Creedmoor won’t be site of college campus


| smosco@queenscourier.com |

THE COURIER/Photo by Bob Doda The Creedmoor site could prove to provide an economic boost for the surrounding community.
THE COURIER/Photo by Bob Doda The Creedmoor site could prove to provide an economic boost for the surrounding community.

THE COURIER/Photo by Bob Doda
The Creedmoor site could prove to provide an economic boost for the surrounding community.

A group looking to repurpose the Creedmoor Psychiatric Center site in Queens Village as an applied sciences and engineering college campus received an “incomplete” from the city’s Economic Development Corporation (EDC).

Jim Trent, vice president of the Bellerose Business District Development Corporation, proposed that Creedmoor be added to the list of possible sites for a college in an effort to revive the local economy, but a meeting with the EDC revealed to Trent that school’s out for Creedmoor.

“They wanted to get this thing moving quickly, and the best way to do that is to offer sites the city already owned,” said Trent, who is also the treasurer of the Queens Civic Congress. “Right now we are going to regroup and come up with the kind of tenant that would be appropriate and would facilitate an economic spill off to the surrounding community.”

The EDC issued a request for proposal (RFP) for an applied sciences and engineering campus in July and is looking to attract universities from around the country to build a campus in the New York City area.
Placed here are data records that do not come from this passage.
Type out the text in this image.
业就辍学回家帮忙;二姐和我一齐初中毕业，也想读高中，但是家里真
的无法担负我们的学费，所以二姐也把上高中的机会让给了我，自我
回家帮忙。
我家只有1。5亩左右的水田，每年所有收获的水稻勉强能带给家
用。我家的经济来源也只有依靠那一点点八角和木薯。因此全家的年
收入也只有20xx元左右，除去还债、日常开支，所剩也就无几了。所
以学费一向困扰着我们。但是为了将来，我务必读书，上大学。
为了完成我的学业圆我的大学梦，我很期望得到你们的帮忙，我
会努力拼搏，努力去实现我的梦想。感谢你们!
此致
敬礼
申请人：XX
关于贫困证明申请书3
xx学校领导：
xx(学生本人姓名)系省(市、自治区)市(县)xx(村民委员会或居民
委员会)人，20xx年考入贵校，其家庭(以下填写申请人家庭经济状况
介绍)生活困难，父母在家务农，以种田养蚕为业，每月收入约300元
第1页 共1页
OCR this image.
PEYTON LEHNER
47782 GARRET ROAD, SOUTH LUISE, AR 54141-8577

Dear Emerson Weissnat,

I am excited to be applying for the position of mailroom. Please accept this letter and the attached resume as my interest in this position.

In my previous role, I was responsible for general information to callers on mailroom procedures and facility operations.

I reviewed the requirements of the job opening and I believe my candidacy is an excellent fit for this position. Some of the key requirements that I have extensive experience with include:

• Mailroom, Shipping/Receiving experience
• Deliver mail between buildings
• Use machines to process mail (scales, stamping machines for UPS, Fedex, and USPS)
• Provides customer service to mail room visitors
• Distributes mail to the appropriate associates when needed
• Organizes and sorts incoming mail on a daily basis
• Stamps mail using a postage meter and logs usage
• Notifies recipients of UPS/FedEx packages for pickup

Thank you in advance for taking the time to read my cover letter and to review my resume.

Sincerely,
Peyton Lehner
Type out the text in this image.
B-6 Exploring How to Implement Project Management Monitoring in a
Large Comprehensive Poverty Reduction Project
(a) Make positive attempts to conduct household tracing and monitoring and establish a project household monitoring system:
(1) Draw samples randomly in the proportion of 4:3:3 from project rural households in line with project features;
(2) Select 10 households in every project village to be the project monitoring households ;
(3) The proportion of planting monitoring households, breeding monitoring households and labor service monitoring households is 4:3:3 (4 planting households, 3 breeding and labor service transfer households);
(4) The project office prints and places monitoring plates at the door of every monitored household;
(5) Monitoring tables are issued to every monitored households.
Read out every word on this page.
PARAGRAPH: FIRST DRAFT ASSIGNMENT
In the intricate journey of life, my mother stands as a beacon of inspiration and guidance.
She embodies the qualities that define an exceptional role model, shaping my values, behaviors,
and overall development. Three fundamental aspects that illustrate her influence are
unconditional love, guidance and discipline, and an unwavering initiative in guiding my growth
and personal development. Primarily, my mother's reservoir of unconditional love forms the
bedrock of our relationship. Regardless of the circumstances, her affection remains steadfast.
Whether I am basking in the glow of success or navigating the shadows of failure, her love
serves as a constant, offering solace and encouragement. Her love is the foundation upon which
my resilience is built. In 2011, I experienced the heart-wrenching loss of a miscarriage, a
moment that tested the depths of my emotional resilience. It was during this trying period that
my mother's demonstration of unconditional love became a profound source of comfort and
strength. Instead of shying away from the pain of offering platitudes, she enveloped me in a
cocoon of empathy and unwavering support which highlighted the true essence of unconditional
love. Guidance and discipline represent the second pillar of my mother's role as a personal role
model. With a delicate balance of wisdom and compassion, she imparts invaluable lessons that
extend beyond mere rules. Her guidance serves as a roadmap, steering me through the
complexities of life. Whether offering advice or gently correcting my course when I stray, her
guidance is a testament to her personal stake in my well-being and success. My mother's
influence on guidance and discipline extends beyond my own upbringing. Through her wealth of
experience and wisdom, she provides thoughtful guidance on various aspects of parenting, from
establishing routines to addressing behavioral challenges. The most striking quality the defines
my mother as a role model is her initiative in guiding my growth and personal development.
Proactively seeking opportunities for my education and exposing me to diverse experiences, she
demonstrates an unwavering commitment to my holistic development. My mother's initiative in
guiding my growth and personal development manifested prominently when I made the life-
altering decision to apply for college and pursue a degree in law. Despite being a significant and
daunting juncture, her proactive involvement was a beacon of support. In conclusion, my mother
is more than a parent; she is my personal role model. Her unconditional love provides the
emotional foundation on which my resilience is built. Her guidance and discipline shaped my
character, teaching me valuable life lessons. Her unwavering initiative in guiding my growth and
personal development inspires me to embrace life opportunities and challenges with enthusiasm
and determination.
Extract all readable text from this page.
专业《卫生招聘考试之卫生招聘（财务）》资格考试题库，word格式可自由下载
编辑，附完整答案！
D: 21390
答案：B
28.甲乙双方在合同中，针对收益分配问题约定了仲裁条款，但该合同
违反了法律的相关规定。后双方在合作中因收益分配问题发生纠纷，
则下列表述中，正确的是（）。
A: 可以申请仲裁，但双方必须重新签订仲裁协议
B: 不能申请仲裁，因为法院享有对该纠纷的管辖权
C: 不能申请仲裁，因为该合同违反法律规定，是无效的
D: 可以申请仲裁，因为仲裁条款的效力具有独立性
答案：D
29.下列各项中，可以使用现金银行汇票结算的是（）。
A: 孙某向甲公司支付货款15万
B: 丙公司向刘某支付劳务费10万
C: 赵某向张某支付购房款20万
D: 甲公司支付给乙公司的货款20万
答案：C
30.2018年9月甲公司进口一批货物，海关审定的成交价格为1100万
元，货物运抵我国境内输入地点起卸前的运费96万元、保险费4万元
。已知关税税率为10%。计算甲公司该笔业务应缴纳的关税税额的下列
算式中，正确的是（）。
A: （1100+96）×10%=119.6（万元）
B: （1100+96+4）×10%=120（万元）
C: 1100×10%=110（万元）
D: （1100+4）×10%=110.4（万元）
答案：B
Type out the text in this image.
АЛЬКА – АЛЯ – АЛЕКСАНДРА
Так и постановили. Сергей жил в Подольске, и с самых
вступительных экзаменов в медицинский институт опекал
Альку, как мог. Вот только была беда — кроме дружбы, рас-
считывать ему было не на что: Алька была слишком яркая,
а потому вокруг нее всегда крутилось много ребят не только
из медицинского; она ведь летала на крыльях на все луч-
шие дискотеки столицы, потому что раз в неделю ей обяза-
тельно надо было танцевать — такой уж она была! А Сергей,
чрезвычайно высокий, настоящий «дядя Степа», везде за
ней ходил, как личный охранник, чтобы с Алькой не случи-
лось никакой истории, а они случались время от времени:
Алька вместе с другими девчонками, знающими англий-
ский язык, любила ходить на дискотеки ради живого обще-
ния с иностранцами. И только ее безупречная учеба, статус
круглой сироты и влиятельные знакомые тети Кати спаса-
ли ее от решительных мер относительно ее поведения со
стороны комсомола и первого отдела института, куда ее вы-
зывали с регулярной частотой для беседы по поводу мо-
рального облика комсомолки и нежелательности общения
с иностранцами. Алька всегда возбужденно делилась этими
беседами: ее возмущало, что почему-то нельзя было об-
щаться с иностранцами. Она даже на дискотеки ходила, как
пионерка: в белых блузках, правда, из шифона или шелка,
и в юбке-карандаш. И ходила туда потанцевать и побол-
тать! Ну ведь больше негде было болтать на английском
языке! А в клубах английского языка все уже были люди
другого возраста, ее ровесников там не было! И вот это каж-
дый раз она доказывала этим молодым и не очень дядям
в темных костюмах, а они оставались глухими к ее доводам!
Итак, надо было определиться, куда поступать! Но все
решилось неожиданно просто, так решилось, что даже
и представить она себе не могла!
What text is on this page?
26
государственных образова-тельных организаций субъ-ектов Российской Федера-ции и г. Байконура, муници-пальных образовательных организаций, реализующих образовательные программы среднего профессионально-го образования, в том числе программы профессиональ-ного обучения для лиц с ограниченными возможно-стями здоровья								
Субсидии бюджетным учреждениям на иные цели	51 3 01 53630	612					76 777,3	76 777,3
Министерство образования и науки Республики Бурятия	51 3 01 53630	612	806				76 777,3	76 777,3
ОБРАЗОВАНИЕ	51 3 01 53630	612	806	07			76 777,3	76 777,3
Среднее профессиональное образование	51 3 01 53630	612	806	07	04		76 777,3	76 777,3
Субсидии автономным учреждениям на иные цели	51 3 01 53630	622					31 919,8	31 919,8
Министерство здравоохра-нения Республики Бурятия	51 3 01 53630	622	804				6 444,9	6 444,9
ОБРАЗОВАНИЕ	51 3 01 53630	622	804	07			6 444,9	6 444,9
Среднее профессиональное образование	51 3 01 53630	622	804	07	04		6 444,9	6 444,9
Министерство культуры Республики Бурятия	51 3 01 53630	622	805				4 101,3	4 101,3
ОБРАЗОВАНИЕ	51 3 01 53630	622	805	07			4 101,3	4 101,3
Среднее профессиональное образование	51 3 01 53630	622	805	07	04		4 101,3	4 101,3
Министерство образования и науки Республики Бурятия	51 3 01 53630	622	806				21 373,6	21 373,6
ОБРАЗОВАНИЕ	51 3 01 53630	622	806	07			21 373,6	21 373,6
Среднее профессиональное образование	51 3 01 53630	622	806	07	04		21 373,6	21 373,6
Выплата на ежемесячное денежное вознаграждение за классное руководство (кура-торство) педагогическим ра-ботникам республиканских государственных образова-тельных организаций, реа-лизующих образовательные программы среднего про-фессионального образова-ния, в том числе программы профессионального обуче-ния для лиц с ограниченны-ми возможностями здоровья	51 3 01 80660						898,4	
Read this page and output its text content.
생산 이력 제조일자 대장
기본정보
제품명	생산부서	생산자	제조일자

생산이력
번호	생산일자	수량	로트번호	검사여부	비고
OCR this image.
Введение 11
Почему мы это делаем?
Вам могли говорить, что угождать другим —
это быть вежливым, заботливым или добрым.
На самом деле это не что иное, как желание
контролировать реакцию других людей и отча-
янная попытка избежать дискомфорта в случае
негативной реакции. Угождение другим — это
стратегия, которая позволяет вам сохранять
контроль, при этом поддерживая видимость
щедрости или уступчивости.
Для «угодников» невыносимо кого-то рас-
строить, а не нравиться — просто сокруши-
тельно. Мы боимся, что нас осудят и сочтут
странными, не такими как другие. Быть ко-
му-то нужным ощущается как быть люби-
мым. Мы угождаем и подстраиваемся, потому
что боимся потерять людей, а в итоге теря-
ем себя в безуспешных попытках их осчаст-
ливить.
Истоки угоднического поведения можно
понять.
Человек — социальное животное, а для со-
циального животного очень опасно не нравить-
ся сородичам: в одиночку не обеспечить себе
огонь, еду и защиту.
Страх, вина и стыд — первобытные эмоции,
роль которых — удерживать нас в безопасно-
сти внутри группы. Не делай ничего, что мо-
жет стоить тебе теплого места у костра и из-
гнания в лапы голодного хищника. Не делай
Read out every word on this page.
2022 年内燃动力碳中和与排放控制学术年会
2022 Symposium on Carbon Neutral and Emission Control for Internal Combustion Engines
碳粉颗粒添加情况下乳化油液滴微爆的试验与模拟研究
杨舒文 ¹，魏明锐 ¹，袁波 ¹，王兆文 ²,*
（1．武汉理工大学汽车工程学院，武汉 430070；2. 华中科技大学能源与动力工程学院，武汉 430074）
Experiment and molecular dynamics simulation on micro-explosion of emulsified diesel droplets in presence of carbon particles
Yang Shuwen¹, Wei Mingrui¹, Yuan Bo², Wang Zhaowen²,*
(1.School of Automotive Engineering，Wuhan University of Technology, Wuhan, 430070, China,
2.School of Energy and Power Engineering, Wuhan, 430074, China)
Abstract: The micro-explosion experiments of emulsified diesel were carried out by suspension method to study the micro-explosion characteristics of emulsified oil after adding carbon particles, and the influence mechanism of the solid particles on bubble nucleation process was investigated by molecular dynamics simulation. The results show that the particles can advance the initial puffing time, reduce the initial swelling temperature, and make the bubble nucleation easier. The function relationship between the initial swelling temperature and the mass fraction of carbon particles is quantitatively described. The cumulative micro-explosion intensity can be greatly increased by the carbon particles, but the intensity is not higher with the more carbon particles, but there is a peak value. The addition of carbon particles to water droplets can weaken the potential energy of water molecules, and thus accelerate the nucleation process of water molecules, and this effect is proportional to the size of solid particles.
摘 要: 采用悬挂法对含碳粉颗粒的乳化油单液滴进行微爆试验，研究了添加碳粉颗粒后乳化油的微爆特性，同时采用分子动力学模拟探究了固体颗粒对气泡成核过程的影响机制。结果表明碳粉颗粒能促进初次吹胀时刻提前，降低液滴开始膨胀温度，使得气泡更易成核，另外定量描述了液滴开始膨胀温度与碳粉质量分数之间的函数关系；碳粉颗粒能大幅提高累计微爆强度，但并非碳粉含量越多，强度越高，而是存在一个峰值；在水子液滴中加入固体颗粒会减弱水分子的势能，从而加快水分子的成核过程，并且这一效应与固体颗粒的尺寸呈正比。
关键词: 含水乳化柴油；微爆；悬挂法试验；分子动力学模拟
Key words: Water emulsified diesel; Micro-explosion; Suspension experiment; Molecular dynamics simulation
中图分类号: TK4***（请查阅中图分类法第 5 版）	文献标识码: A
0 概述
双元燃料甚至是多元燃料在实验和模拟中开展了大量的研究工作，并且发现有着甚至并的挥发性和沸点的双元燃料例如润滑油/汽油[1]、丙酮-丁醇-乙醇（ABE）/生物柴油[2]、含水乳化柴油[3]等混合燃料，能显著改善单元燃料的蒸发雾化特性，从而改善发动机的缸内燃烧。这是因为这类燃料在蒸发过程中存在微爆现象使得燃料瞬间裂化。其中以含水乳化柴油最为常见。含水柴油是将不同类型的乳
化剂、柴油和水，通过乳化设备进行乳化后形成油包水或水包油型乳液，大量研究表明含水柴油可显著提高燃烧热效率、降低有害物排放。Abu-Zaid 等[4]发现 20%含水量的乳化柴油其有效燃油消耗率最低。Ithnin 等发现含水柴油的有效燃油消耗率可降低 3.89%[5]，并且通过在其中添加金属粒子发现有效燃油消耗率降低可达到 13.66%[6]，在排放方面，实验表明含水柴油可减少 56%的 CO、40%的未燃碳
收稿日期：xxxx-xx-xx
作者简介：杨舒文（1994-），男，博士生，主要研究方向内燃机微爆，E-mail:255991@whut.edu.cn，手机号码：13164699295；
More than two dozen schools have responded to the RFP, with Cornell and Stanford said to be two of the better known schools to apply.

Trent said that the EDC was very courteous and he appreciated that they were given ample time to make a presentation.

The sites currently being considered are sites on Governor’s Island, Roosevelt Island and the Brooklyn Navy Yard. In addition to these sites, the EDC said that respondents are able to propose private sites as well and that the deadline for such proposals is October 28.

“In addition to the three city-owned sites that have been offered through the RFP process, respondents are able to propose private sites,” said a spokesperson for the EDC. “Once all the proposals come in later this month we intend to review them carefully, with selection ultimately based on the proposal that yields the greatest benefit to the people and businesses of the city for the lowest commitment of city resources.”

Trent is still hopeful that Creedmoor has a chance to house a campus at some point and said that the high number of universities that submitted RFPs makes him think that this is not over.

“If 27 universities have shown interest in coming to New York City, are you really going to tell 26 that they can’t?” he said. “New York is a great college city. And really, anywhere in Queens would be great for Queens.”

Currently, the Creedmoor property houses a number of non-profit organizations, including SNAP of Eastern Queens, the Bernard Fineson Center, and the Creedmoor Psychiatric Center, which Trent said do not stimulate Bellerose’s economy.

“A college could give us 300 professors who might live, shop and eat in the area; 2,000 students who would spend money here,” he said. “More mental health facilities and non-profits do not have economic spill off into the neighboring communities. It’s up to us to find the right tenant for this property.”